A San Antonio retirement doesn’t look the same to everyone.
More and more people are deciding to work in retirement – finding new full-time work, taking on a part-time job or opening their own business as opposed to dedicating their Golden Years to golf, grandchildren and travel.
For many people, this can be a wise and life-affirming choice. It’s a chance to continue learning, growing and, for some, building a business. However, whether you own a business and don’t plan to retire from it at the conventional retirement age or want to start a business after retiring from a “regular” job, working later in life can affect many areas in your financial life.
There are 4 important considerations to weigh before making the decision.
Your Social Security Benefits
Many people who work during retirement receive Social Security benefits at the same time. Continuing to work has many potential effects on your Social Security benefits, though, including the amount you’ll receive and your taxes.
Here’s a brief rundown:
You can work and receive Social Security retirement benefits at the same time. However, if you take these benefits early (before your full retirement age) and make too much according to the Social Security Administration (SSA), the amount you receive will be reduced. The SSA will deduct $1 from your benefit payments for every $2 you make above the 2020 limit of $18,240. In the year you reach your full retirement age, the SSA deducts $1 in benefits for every $3 you earn above the limit of $46,600. Once you reach your full retirement age, these deductions will stop.
On the flip side, the SSA bases your Social Security benefits on your 35 highest earning years. If you earn more in your “retirement” than you did before it, these years could increase your overall benefits going forward.
Don’t think that your Social Security benefits won’t be subject to taxes! It’s a common assumption, but incorrect. If your combined earnings and Social Security benefits rise above a certain level, the benefits become subject to tax. (Combined earnings include wages, pensions, investment withdrawals, interest, dividends and capital gains.)
If you are married and filing jointly, and your combined earnings fall between $32,000 and $44,000, 50 percent of your Social Security benefits may be subject to tax for 2020. If your earnings rise above $44,000, 85 percent of your Social Security benefits are subject to tax.
Your Social Security benefits can be complicated. Here are 4 other facts you may not know.
Your Healthcare Insurance Provider
If your employer is defined as having a small insurance plan (fewer than 20 people), they can legally require you to go on Medicare once you turn 65, rather than remaining in their plan.
Medicare enrollment is automatic at the age of 65 if you’re already drawing Social Security benefits.

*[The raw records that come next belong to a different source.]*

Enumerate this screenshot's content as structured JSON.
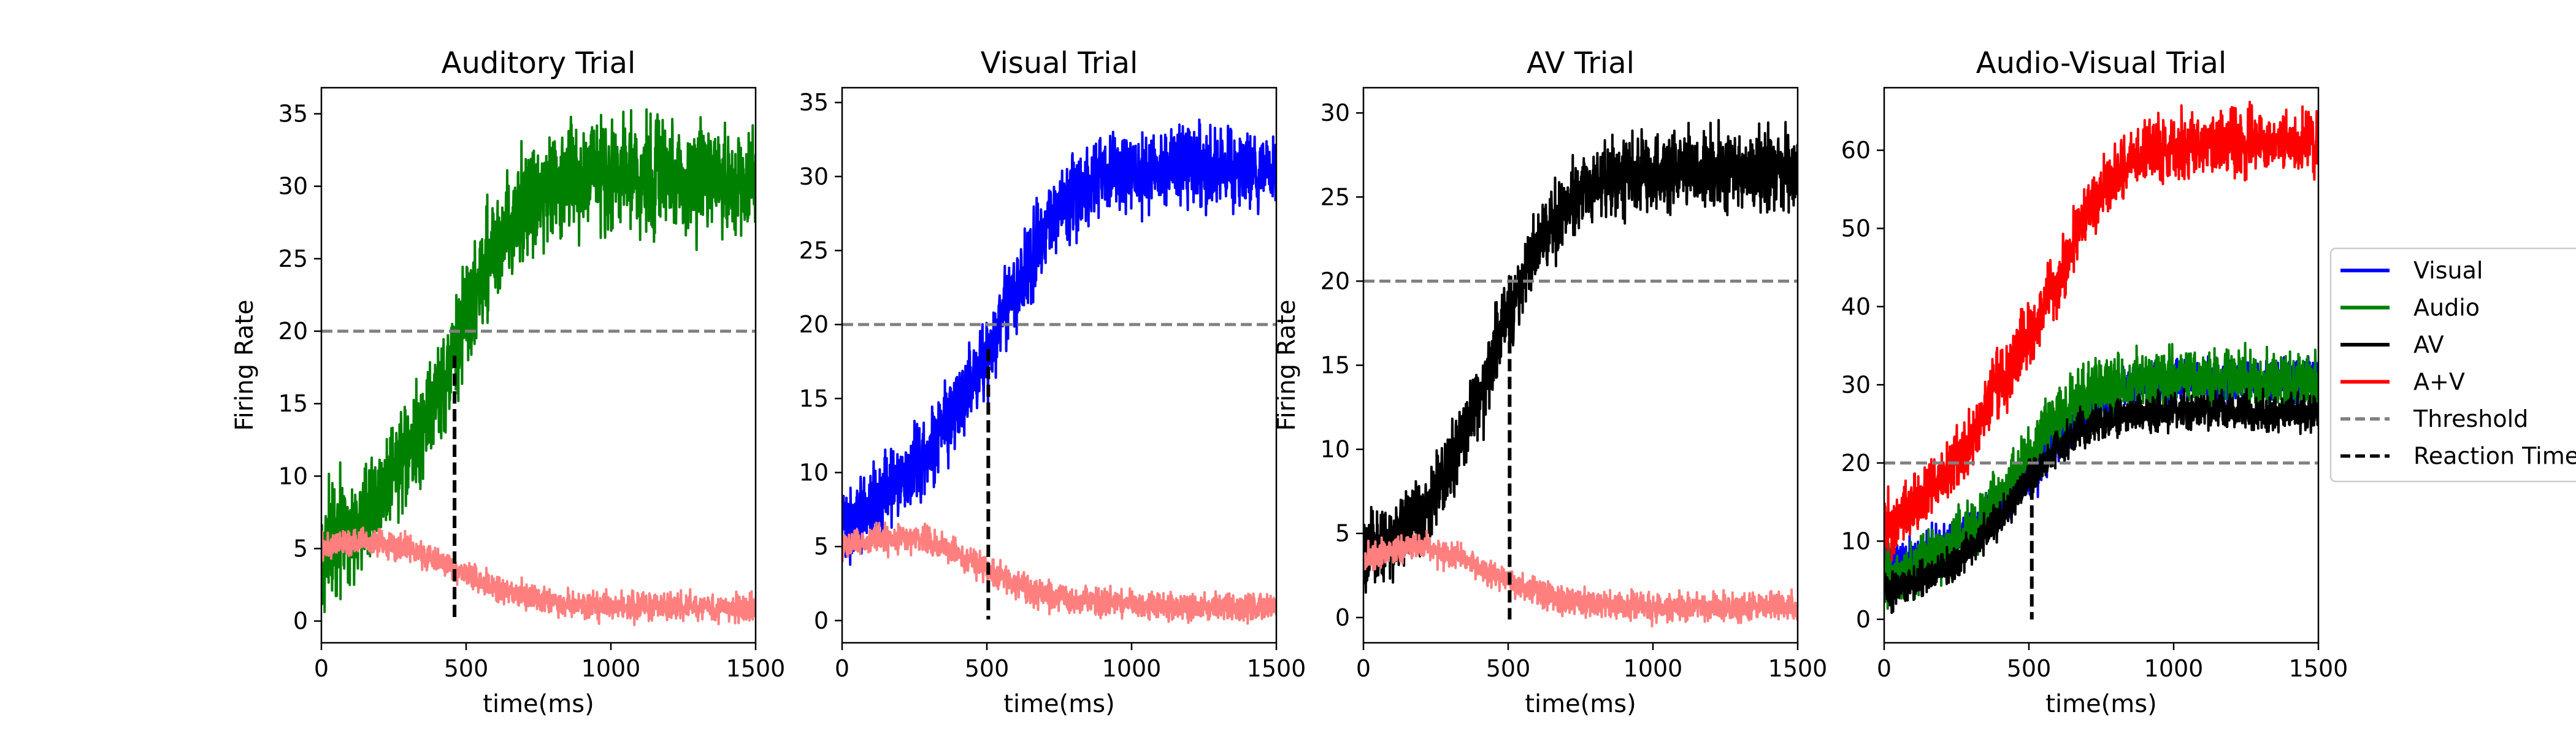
{
  "chart_data": [
    {
      "type": "line",
      "title": "Auditory Trial",
      "xlabel": "time(ms)",
      "ylabel": "Firing Rate",
      "xlim": [
        0,
        1500
      ],
      "ylim": [
        -1.5,
        36.8
      ],
      "xticks": [
        0,
        500,
        1000,
        1500
      ],
      "yticks": [
        0,
        5,
        10,
        15,
        20,
        25,
        30,
        35
      ],
      "threshold": 20,
      "reaction_time": 460,
      "series": [
        {
          "name": "Audio",
          "color": "#008000",
          "x": [
            0,
            100,
            200,
            300,
            400,
            460,
            500,
            600,
            700,
            800,
            900,
            1000,
            1100,
            1200,
            1300,
            1400,
            1500
          ],
          "y": [
            5,
            6.3,
            8.5,
            11.5,
            15.5,
            18.5,
            21,
            26,
            28.8,
            30.1,
            30.6,
            30.8,
            30.8,
            30.6,
            30.4,
            30.3,
            30.2
          ],
          "noise": 1.8
        },
        {
          "name": "",
          "color": "#ff7f7f",
          "x": [
            0,
            100,
            200,
            300,
            400,
            500,
            600,
            700,
            800,
            900,
            1000,
            1100,
            1200,
            1300,
            1400,
            1500
          ],
          "y": [
            5,
            5.5,
            5.4,
            5,
            4.2,
            3.2,
            2.3,
            1.7,
            1.3,
            1.1,
            1,
            1,
            1,
            0.9,
            0.9,
            0.9
          ],
          "noise": 0.45
        }
      ]
    },
    {
      "type": "line",
      "title": "Visual Trial",
      "xlabel": "time(ms)",
      "ylabel": "",
      "xlim": [
        0,
        1500
      ],
      "ylim": [
        -1.5,
        36.0
      ],
      "xticks": [
        0,
        500,
        1000,
        1500
      ],
      "yticks": [
        0,
        5,
        10,
        15,
        20,
        25,
        30,
        35
      ],
      "threshold": 20,
      "reaction_time": 505,
      "series": [
        {
          "name": "Visual",
          "color": "#0000ff",
          "x": [
            0,
            100,
            200,
            300,
            400,
            500,
            600,
            700,
            800,
            900,
            1000,
            1100,
            1200,
            1300,
            1400,
            1500
          ],
          "y": [
            6.5,
            8,
            9.5,
            11.5,
            14.5,
            18,
            22.5,
            26.5,
            29,
            30,
            30.5,
            30.6,
            30.6,
            30.6,
            30.6,
            30.6
          ],
          "noise": 1.3
        },
        {
          "name": "",
          "color": "#ff7f7f",
          "x": [
            0,
            100,
            200,
            300,
            400,
            500,
            600,
            700,
            800,
            900,
            1000,
            1100,
            1200,
            1300,
            1400,
            1500
          ],
          "y": [
            5,
            5.5,
            5.6,
            5.4,
            4.6,
            3.5,
            2.5,
            1.8,
            1.4,
            1.2,
            1.1,
            1,
            0.9,
            0.9,
            0.9,
            0.9
          ],
          "noise": 0.45
        }
      ]
    },
    {
      "type": "line",
      "title": "AV Trial",
      "xlabel": "time(ms)",
      "ylabel": "Firing Rate",
      "xlim": [
        0,
        1500
      ],
      "ylim": [
        -1.5,
        31.5
      ],
      "xticks": [
        0,
        500,
        1000,
        1500
      ],
      "yticks": [
        0,
        5,
        10,
        15,
        20,
        25,
        30
      ],
      "threshold": 20,
      "reaction_time": 505,
      "series": [
        {
          "name": "AV",
          "color": "#000000",
          "x": [
            0,
            100,
            200,
            300,
            400,
            500,
            600,
            700,
            800,
            900,
            1000,
            1100,
            1200,
            1300,
            1400,
            1500
          ],
          "y": [
            3.5,
            4.5,
            6.5,
            9,
            13,
            18,
            22,
            24.5,
            25.8,
            26.3,
            26.5,
            26.6,
            26.6,
            26.5,
            26.5,
            26.5
          ],
          "noise": 1.1
        },
        {
          "name": "",
          "color": "#ff7f7f",
          "x": [
            0,
            100,
            200,
            300,
            400,
            500,
            600,
            700,
            800,
            900,
            1000,
            1100,
            1200,
            1300,
            1400,
            1500
          ],
          "y": [
            3.5,
            4,
            4.2,
            3.8,
            3,
            2.2,
            1.5,
            1,
            0.8,
            0.7,
            0.6,
            0.6,
            0.6,
            0.6,
            0.6,
            0.6
          ],
          "noise": 0.4
        }
      ]
    },
    {
      "type": "line",
      "title": "Audio-Visual Trial",
      "xlabel": "time(ms)",
      "ylabel": "",
      "xlim": [
        0,
        1500
      ],
      "ylim": [
        -3,
        68
      ],
      "xticks": [
        0,
        500,
        1000,
        1500
      ],
      "yticks": [
        0,
        10,
        20,
        30,
        40,
        50,
        60
      ],
      "threshold": 20,
      "reaction_time": 510,
      "series": [
        {
          "name": "Visual",
          "color": "#0000ff",
          "x": [
            0,
            100,
            200,
            300,
            400,
            500,
            600,
            700,
            800,
            900,
            1000,
            1100,
            1200,
            1300,
            1400,
            1500
          ],
          "y": [
            6.5,
            8,
            9.5,
            11.5,
            14.5,
            18,
            22.5,
            26.5,
            29,
            30,
            30.5,
            30.6,
            30.6,
            30.6,
            30.6,
            30.6
          ],
          "noise": 1.3
        },
        {
          "name": "Audio",
          "color": "#008000",
          "x": [
            0,
            100,
            200,
            300,
            400,
            460,
            500,
            600,
            700,
            800,
            900,
            1000,
            1100,
            1200,
            1300,
            1400,
            1500
          ],
          "y": [
            5,
            6.3,
            8.5,
            11.5,
            15.5,
            18.5,
            21,
            26,
            28.8,
            30.1,
            30.6,
            30.8,
            30.8,
            30.6,
            30.4,
            30.3,
            30.2
          ],
          "noise": 1.8
        },
        {
          "name": "AV",
          "color": "#000000",
          "x": [
            0,
            100,
            200,
            300,
            400,
            500,
            600,
            700,
            800,
            900,
            1000,
            1100,
            1200,
            1300,
            1400,
            1500
          ],
          "y": [
            3.5,
            4.5,
            6.5,
            9,
            13,
            18,
            22,
            24.5,
            25.8,
            26.3,
            26.5,
            26.6,
            26.6,
            26.5,
            26.5,
            26.5
          ],
          "noise": 1.1
        },
        {
          "name": "A+V",
          "color": "#ff0000",
          "x": [
            0,
            100,
            200,
            300,
            400,
            500,
            600,
            700,
            800,
            900,
            1000,
            1100,
            1200,
            1300,
            1400,
            1500
          ],
          "y": [
            11.5,
            14.5,
            18,
            23,
            30,
            36,
            43.5,
            52,
            57,
            59.5,
            60.5,
            61,
            61,
            61,
            61,
            61
          ],
          "noise": 2
        }
      ]
    }
  ],
  "legend": {
    "placement": "right",
    "entries": [
      {
        "label": "Visual",
        "color": "#0000ff",
        "style": "solid"
      },
      {
        "label": "Audio",
        "color": "#008000",
        "style": "solid"
      },
      {
        "label": "AV",
        "color": "#000000",
        "style": "solid"
      },
      {
        "label": "A+V",
        "color": "#ff0000",
        "style": "solid"
      },
      {
        "label": "Threshold",
        "color": "#808080",
        "style": "dashed"
      },
      {
        "label": "Reaction Time",
        "color": "#000000",
        "style": "dashed"
      }
    ]
  },
  "colors": {
    "threshold": "#808080",
    "reaction_time": "#000000",
    "axes": "#000000"
  }
}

If you’re not taking benefits at the time you turn 65, you need to enroll in Medicare at least three months before you turn 65 (whether you plan to draw Social Security at that age or not).
Your Required Minimum Distributions
People are required to begin taking Required Minimum Distributions (RMDs) from their tax-advantaged retirement accounts, such as IRAs and 401(k)s, at the age of 72 or face a steep tax penalty on the funds. (The mandated age used to be 70-½, and if you turned 70-½ in 2019 or earlier, you need to be taking RMDs or face the tax penalty.)
There are only two exceptions to this rule.
- Roth IRAs and Roth 401(k)s are not subject to RMDs.
- Most companies do not require you to take RMDs from a 401(k) plan in a company you are still employed by.
Other than these two exceptions, working during retirement does not affect the RMD mandate. You will need to factor RMDs into your total income for tax purposes once you reach the required age. This extra income could put you in a higher tax bracket. Because of this, some retirees choose to donate their RMD to charity. For more on what this looks like, read our recent blog post: Seniors: Here’s a Tip to Lower Taxes while Giving to Charity.
Your Retirement Contributions
If you plan to work during retirement, you may be wondering if you can still contribute to tax-advantaged retirement plans like IRAs and 401(k)s. Many people would like to, especially as rising life expectancy means that people can live to 100 and beyond – years in which they will likely need retirement income.
The truth is you can only contribute to certain types of retirement funds.
If you’re still working at a company that offers a 401(k), you can contribute as long as you’re employed there.
There is no age limit on contributing to Roth IRAs. Your ability to contribute to a Traditional IRA, however, ends when you begin taking RMDs.
Self-employed individuals can contribute to Solo 401(k)s or Simplified Employee Pension (SEP) IRAs. However, you will also have to take RMDs from these accounts when the time comes.
The Bottom Line
Deciding how to structure your day in retirement may be exciting. But financially planning for retirement can be complex and confusing. Assumptions are dangerous. A seemingly simple decision, like getting a part-time job to help with expenses in retirement, can have a big impact – and may not be as helpful as you thought in the long-run.
Discuss your plans for retirement with a financial advisor and make sure you understand your options. Business owners have additional concerns. A simple conversation can go a long way.